Date: 2005-09-10 02:48 pm (UTC)
From: [identity profile] druid77.livejournal.com
Да, действительно. Кроме того, вижу пару неудачных эпитетов. "Робкие" лучше заменить на "мелкие", "нешуточные" тоже бы заменить на чего-нибудь.

Date: 2005-10-19 04:57 pm (UTC)
From: [identity profile] dopechatnik.livejournal.com
Вот да-да-да!! Когда мы ставили Макбета, мы тоже очень споткнулиь о Пастернака на этом месте.
Надо, кстати, сказать, что вообще сам этот кусочек у Шекспира немного больше всей остальной сцены, он в ней уместен как изумруд на зубной щетке - он... чужероден, Макбету уже такого не сказать, это голос за кадром, но Пастернак даже не разбавил, а просто выплеснул две трети того, что там есть. Пришлось кряхтеть самим :) Что получилось, я, к сожалению, уже не помню.

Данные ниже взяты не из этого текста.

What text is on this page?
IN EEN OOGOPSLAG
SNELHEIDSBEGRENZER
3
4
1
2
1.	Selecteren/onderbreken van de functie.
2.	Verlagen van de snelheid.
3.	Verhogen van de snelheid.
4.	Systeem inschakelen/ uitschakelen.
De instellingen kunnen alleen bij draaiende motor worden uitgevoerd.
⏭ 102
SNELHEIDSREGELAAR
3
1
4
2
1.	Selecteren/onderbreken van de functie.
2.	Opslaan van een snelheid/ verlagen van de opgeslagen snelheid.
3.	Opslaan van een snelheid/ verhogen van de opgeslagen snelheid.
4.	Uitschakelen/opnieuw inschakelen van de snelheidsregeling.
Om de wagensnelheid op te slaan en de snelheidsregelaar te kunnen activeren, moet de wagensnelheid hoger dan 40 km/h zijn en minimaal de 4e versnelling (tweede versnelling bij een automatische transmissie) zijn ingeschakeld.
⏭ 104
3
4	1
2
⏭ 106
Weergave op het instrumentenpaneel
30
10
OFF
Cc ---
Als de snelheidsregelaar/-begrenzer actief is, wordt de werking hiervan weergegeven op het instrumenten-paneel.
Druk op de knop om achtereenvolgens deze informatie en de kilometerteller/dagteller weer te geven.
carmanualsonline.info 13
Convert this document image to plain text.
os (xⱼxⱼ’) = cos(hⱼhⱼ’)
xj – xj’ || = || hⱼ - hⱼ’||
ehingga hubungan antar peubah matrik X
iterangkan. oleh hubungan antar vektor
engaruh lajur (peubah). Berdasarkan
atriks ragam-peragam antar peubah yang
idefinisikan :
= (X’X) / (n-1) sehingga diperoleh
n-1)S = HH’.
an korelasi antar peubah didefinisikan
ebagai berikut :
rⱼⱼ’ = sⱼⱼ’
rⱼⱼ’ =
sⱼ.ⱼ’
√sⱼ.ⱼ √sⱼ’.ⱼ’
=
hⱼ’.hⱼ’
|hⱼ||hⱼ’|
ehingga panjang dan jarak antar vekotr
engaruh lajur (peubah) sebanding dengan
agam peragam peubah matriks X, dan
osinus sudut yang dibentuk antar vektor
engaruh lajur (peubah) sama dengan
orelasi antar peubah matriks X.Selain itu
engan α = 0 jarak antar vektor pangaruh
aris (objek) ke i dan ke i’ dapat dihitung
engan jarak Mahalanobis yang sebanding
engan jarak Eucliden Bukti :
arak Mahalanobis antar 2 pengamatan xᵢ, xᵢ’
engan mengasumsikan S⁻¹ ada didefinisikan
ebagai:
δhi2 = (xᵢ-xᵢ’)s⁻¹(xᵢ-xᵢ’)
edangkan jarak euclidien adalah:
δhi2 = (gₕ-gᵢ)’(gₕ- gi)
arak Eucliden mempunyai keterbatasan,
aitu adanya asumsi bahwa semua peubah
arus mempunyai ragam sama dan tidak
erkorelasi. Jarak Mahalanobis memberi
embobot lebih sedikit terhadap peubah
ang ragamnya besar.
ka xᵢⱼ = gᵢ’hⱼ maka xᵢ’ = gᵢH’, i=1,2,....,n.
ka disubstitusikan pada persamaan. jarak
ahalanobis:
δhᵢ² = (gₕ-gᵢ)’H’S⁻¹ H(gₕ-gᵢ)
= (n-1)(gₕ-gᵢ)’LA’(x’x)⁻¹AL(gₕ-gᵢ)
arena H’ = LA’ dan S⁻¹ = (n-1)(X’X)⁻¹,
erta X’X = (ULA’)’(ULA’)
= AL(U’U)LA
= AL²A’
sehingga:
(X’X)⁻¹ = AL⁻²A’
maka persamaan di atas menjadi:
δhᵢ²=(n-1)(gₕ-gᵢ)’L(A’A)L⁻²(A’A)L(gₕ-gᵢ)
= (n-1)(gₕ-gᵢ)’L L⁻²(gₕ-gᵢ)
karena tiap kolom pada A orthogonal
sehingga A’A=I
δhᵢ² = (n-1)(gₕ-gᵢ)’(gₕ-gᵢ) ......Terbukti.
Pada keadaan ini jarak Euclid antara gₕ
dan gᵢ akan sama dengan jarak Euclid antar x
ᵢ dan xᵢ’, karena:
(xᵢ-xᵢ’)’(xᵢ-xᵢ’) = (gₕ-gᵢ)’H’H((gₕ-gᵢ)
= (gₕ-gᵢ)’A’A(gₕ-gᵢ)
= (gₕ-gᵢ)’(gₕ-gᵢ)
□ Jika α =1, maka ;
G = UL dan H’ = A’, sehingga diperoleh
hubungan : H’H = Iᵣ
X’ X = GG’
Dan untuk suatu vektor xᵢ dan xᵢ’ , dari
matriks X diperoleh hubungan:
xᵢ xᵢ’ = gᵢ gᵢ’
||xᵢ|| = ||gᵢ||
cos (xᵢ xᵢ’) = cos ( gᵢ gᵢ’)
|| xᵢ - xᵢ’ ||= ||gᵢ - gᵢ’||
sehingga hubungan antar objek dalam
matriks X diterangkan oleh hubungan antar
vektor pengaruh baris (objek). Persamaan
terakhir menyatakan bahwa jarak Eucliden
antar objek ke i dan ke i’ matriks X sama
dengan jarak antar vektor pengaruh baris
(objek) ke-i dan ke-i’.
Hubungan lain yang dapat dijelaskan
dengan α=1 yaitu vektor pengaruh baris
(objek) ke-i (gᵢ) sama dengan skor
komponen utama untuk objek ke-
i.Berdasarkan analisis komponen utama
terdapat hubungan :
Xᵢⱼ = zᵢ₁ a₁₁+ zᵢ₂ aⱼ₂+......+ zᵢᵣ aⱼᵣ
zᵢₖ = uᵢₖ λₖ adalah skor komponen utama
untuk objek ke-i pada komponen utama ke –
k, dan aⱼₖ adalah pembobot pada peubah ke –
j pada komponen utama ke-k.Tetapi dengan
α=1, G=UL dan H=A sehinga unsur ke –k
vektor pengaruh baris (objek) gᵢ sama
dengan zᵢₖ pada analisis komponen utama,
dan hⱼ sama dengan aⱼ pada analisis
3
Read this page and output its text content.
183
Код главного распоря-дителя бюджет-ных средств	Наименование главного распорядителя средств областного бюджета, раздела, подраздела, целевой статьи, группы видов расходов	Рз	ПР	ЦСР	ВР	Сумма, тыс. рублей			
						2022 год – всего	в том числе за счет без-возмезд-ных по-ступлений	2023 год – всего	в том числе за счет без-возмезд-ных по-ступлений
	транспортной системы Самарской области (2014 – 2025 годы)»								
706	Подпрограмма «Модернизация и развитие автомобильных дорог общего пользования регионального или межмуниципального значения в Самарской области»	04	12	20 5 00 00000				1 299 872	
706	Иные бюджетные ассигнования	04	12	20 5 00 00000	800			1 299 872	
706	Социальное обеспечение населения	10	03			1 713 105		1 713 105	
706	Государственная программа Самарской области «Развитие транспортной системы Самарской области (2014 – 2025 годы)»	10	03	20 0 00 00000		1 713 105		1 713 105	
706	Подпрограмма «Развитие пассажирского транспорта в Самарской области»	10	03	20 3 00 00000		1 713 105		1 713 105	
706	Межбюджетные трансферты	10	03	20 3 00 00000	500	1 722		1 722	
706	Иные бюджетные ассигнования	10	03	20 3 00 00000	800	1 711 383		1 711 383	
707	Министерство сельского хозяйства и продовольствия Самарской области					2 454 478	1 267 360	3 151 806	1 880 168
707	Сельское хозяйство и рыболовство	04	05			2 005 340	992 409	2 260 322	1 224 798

С другой стороны, мы часто прохаживались по Пастернаку за его избегание "неприличного". "А ведь это чудная мысль - лежать у девушки между ног" - нет-нет (думали мы), говорит Пастернак, это нехорошо, где же тут искусство, где высокое! Нет, лучше - "у ног девушки".
А потом как-то до нас дошло - это ведь Борис Леонидович не сам по себе писал и печатал, он приносил свой текст в издательство, редактору, и почему мы так уверены, что виной тут внутренняя цензура Пастернака, а не внешняя - этого самого редактора? Это неприлично - переделайте. Это никому не понятно - переделайте.
Так что не знаю, сколько тут пастернаковской злой воли или неумения и непонимания.

Date: 2005-10-19 05:24 pm (UTC)
From: [identity profile] aptsvet.livejournal.com
Я не знаю, смотрели ли Вы на последующие посты и на мою попытку перевода. В общем-то из наличного Лозинский лучше всего.